Does a firm in SR Corp’s position need to focus its marketing activities? What criteria might be used to prioritize these three market niches?

What will be an ideal response?


The instructor should start this discussion with comments about the importance of strategic focus for technology-based firms. Resource-constrained firms need to focus both their R&D and marketing efforts to achieve commercial success.3 In this case, in order to create leverage, SR Corp needs to pick the most attractive market niche for its new technology, create a “win” with an initial customer, and then aggressively pursue companies similar to that customer, all the time seeking to learn from its successes and mistakes.
The instructor may wish to introduce this part of the case by reviewing the “traditional” approaches to market definition.
The standard criteria that students should identify are
• Current Market Demand
• Future Market Demand (Market Growth)
• Competitive Intensity (at various price-performance tiers of the market)
• Suitability of the Firm’s Sales Force to the Given Segment
These criteria would emerge from a reading of established marketing and strategy texts.4
The instructor should challenge the solidity of these traditional criteria for companies working with emerging technologies and markets such as SR Corp:
• Future market demand is dynamic and highly subjective in terms of the rate of projected growth.
• Competitive intensity is unclear because new competitors tend to “pop out of the woodwork” every six months.
• The suitability of the sales force is really not applicable because SR Corp did not really have a sales force yet, other than Hastings himself. Small firms building novel technology cannot be expected to create a distribution capability well in advance of product completion.

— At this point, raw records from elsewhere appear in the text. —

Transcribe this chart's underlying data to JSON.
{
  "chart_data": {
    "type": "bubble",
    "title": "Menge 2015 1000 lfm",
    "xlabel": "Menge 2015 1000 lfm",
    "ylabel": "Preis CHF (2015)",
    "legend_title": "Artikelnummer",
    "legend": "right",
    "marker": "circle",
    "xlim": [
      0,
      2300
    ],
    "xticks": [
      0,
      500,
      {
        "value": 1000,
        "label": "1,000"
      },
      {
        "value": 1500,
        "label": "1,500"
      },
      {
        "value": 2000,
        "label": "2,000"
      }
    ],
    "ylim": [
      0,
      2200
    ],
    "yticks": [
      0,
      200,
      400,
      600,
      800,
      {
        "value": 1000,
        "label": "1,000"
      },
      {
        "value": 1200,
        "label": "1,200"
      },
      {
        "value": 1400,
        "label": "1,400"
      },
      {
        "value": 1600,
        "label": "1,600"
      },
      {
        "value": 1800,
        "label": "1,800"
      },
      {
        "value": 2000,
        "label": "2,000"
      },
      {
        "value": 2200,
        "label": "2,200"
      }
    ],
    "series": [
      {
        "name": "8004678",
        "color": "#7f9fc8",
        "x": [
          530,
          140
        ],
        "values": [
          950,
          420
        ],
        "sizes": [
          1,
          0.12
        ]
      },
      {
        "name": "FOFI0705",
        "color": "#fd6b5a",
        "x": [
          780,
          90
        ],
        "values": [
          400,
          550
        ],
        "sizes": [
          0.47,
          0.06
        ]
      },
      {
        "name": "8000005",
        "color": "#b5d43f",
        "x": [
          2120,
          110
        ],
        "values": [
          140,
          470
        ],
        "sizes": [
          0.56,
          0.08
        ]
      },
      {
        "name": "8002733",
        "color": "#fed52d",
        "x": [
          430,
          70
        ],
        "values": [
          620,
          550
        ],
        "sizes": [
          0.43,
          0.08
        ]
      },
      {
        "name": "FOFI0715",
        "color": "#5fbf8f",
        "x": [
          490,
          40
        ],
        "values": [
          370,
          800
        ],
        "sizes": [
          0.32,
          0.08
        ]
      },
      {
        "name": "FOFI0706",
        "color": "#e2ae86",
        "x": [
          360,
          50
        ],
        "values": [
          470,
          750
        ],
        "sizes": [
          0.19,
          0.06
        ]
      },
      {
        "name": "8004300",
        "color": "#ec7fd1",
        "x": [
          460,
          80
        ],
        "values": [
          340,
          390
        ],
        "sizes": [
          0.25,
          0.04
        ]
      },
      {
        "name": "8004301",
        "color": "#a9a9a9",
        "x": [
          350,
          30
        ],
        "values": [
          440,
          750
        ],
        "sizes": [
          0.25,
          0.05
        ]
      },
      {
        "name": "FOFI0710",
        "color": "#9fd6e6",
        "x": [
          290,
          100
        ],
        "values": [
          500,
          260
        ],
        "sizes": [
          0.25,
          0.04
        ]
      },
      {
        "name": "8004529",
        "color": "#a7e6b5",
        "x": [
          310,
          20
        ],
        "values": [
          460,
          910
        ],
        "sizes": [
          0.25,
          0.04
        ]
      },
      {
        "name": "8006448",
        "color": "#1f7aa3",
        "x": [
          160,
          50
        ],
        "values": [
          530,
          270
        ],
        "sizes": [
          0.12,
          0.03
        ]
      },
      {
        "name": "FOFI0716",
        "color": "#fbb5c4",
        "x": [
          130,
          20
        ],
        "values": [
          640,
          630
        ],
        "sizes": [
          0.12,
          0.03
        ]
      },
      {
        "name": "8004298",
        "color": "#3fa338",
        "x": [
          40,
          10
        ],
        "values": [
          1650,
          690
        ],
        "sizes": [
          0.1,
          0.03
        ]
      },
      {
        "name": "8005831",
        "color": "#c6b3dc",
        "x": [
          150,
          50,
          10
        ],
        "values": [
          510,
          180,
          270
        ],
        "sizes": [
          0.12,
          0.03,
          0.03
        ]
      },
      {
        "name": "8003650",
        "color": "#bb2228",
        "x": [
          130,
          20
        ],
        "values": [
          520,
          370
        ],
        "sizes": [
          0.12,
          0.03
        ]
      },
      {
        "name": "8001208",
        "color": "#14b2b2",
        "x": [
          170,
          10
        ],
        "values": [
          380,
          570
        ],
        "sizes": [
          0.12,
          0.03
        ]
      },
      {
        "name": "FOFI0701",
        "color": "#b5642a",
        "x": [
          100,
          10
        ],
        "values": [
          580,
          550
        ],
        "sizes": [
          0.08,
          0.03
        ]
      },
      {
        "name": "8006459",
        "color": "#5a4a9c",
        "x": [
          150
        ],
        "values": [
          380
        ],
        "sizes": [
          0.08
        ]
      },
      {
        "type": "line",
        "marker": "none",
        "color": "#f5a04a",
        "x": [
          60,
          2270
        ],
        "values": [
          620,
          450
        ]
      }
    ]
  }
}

This also raises the question regarding when the company should begin hiring sales staff to supplement Hastings’ own efforts. In the case, the lead investor wanted to see plans for enhancing the firm’s marketing function. Some students may argue that new hires in this area should begin immediately. However, this might be premature. Hastings should be able to “close” two or three initial customers with appropriate assistance from Dr. York and Dr. Schall. Further, additional sales staff at this point in time would probably generate leads that the company could not effectively handle.
It should be noted from the prior discussion that all three market niches had high potential volumes for SR Corp’s technology. The telephone company niche appeared the largest. However, one might argue that too fine a differentiation between markets in terms of sales is useless because the projections of market demands were based on working technology solutions (i.e., 99 percent effective discrete speaker-independent speech recognition). Competitors’ voice button systems provided only 90 percent accuracy.

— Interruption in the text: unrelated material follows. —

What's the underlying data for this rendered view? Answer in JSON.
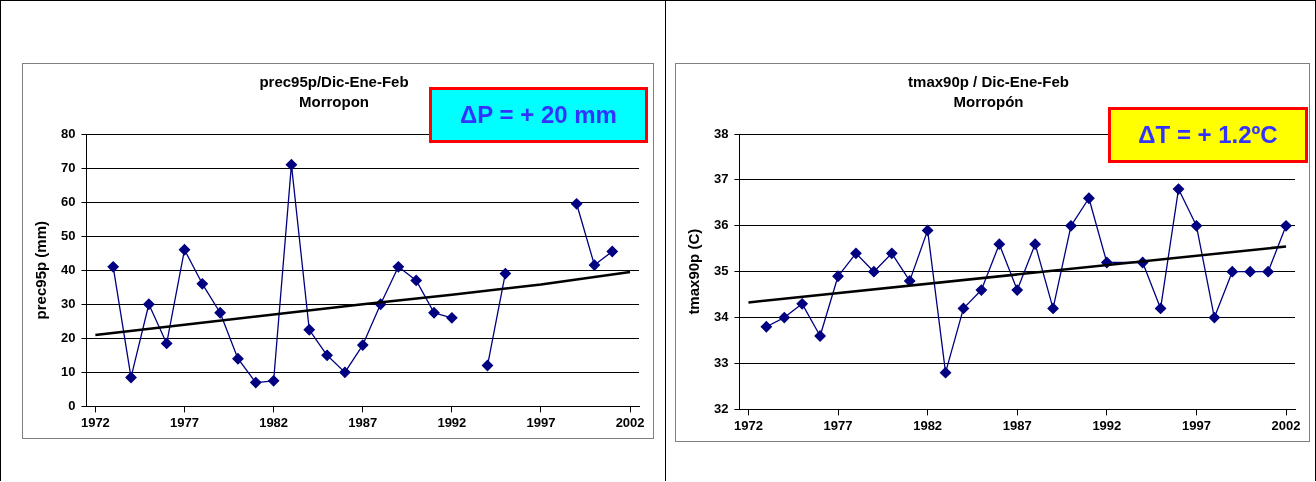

All three niches were being addressed by significant suppliers, ranging from AT&T, to the Baby Bells, to Northern Telecom, to more recent startups, although none had achieved in excess of 15 percent market share in any niche as a supplier of speech recognition systems. While there was potential “knockout” competition in each of the three niches, no single firm had yet been able to deliver the punch in speaker-independent, discrete technology.
The suitability of the SR Corp’s sales force was not an issue yet; it did not have one. The instructor might ask the students to consider the manner in which selling is done in new firms and what that effort would be like for SR Corp. Hastings, York, and Schall would do the selling and their “pitch” would be first to high-level business executives emphasizing the “value” in the solution.